Ajakan ini merupakan rasa marah yang bermula terhadap kasus korupsi dengan tersangka Setya Novanto. Saat itu banyak media yang tak memposisikan diri untuk memberikan warta bahwa korupsi merupakan tindakan kejahatan yang luar biasa terhadap kemanusiaan.
Selain itu, pemberitaan media saat itu pun tidak membangun solidaritas dan pengorganisasi warga dalam menuntut penegakan hukum yang serius, terutama dalam kasus korupsi.
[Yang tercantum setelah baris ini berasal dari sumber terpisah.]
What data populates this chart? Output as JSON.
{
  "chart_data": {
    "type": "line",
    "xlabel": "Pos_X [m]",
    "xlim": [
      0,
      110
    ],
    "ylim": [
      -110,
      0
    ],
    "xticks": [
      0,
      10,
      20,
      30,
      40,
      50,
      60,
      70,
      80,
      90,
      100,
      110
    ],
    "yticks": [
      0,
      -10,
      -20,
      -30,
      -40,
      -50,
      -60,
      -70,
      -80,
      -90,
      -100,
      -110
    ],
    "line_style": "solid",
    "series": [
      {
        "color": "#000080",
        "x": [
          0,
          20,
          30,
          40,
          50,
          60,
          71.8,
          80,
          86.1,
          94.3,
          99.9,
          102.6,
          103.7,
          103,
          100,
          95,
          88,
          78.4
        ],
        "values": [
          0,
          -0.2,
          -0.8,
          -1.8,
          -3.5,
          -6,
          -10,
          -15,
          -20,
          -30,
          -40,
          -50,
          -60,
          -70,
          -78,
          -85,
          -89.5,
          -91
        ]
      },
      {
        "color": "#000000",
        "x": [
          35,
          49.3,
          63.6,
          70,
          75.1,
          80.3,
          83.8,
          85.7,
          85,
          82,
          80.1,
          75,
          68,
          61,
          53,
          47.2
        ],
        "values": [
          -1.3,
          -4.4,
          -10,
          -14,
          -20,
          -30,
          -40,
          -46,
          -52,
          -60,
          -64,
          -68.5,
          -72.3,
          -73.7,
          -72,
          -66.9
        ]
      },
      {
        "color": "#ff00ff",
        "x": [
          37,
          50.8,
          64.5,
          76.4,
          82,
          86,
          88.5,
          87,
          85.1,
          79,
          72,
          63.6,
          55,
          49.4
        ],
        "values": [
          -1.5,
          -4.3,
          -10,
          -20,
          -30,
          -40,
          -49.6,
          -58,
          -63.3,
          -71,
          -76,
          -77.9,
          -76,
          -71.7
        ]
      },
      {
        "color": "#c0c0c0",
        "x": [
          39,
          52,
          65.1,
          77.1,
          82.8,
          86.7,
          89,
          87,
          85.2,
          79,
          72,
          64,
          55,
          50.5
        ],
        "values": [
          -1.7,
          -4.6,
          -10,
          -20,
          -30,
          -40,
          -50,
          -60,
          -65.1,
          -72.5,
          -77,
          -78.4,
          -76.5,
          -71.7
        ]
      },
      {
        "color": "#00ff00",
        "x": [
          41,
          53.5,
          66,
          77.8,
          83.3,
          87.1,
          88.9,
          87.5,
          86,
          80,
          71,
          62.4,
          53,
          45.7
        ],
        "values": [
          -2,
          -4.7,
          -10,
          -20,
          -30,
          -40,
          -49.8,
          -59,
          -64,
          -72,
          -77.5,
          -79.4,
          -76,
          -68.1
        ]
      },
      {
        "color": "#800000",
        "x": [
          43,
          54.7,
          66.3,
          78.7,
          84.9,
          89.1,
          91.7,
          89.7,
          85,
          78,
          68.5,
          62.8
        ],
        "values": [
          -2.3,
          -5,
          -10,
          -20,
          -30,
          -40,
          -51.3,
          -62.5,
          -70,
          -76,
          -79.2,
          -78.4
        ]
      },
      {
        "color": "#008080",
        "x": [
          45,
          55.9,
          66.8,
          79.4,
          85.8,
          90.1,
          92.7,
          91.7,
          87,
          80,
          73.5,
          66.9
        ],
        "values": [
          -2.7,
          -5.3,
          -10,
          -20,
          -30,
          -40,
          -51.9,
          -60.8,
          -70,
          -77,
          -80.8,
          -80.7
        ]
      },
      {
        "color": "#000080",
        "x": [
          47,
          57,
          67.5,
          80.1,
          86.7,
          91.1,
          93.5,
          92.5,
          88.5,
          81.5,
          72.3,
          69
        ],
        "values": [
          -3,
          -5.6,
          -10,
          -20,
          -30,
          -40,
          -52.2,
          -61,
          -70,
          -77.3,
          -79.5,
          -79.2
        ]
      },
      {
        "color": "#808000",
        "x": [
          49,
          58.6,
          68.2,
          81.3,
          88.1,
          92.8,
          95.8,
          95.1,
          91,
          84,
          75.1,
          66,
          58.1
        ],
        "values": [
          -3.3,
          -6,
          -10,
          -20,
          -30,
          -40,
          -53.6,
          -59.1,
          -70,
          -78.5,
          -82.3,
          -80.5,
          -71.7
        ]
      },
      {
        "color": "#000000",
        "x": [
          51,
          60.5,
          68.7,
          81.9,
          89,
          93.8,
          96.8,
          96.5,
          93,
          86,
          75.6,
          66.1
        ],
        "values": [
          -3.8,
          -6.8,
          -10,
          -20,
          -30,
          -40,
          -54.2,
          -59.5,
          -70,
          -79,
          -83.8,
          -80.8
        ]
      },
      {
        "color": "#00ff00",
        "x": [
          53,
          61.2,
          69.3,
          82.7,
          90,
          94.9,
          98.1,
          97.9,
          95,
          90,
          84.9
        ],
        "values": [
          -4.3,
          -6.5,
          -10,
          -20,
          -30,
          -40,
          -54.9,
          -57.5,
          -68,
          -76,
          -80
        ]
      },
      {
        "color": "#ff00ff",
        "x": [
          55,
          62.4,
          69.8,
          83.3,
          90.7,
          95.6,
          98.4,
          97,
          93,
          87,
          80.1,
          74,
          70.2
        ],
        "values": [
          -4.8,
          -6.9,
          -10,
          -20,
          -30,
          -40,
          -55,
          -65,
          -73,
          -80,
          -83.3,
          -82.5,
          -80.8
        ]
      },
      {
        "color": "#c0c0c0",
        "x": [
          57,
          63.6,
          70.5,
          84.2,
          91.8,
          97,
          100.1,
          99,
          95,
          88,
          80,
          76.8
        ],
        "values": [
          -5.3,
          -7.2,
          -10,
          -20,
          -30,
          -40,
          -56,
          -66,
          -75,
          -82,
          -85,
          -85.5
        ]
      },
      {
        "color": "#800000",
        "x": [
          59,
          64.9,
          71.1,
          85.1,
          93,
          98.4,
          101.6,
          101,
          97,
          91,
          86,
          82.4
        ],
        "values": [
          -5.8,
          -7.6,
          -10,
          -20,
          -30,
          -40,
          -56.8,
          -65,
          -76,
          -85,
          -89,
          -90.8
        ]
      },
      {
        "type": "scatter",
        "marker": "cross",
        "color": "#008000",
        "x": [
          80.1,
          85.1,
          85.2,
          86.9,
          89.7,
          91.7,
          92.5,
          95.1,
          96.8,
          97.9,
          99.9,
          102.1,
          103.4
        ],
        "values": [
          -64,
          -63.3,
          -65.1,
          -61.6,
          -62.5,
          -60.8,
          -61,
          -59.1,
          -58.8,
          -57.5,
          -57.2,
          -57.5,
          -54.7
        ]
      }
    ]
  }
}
Menurutnya, penting bagi media untuk menunjukan sikap dan keberpihakannya dalam melawan korupsi, salah satunya dengan penggunaan istilah “maling”.
Dia menjelaskan bahwa istilah “maling” memiliki konotasi yang lebih buruk dan rendah, sekaligus berada lebih dekat secara kultural dengan masyarakat. Lanjutnya, memanggil koruptor sebagai maling akan mengembalikan mereka pada esensi korupsi: mengambil barang orang secara sembunyi-sembunyi.
Serempaknya media untuk mengganti koruptor menjadi maling menunjukan secercah harapan bahwa masih ada pihak-pihak yang bersinergi dan menyuarakan hati rakyat.
Hal ini pun menandakan bahwa media masih menjadi sentral dalam kehidupan demokrasi modern yang berpihak kepada rakyat. Penyebutan istilah maling untuk pelaku korupsi pun layaknya sebuah oase ditengah penegakkan korupsi yang terasa kian melemah dan bertanduk.
Lihat saja diberendelnya para pegawai KPK yang giat menangkap pelaku korupsi seperti penyidik senior Novel Baswedan. Lalu vonis ringan yang diterima Juliari Batubara hingga sedekah remisi yang diterima Djoko Candra. Belum terhitung soal kode etik yang dilanggar para petinggi KPK saat ini.
Hal-hal tersebut jelas-jelas melunturkan kepercayaan masyarakat terhadap penegakan tindak kejahatan korupsi. Namun sekali lagi, penyebutan maling uang rakyat bagi para pelaku korupsi perlu kita rayakan sebagai tonggak berdirinya keadilan di negeri ini.
Bahwa memang benar adanya Indonesia dikenal sebagai negara yang penduduknya ramah dan sopan, namun hal ini bukan menjadi alasan bahwa kita harus sopan dan memaklumi pelaku korupsi dengan tidak menyebutnya maling.
Mulai hari ini dan seterusnya mari kita biasakan menyebutkan pelaku kejahatan korupsi dengan istilah maling uang rakyat. Kalau perlu kita perbanyak mural bergambar pelaku korupsi dengan maling uang rakyat. Agar semua tahu korupsi adakah kejahatan kemanusiaan yang tak pantas lagi hidup di negeri ini.
Namun timbul pertanyaan selanjutnya, apakah mural tersebut bakal dihapus dan dianggap sebagai ujaran kebencian oleh pihak berwajib. Ups!!!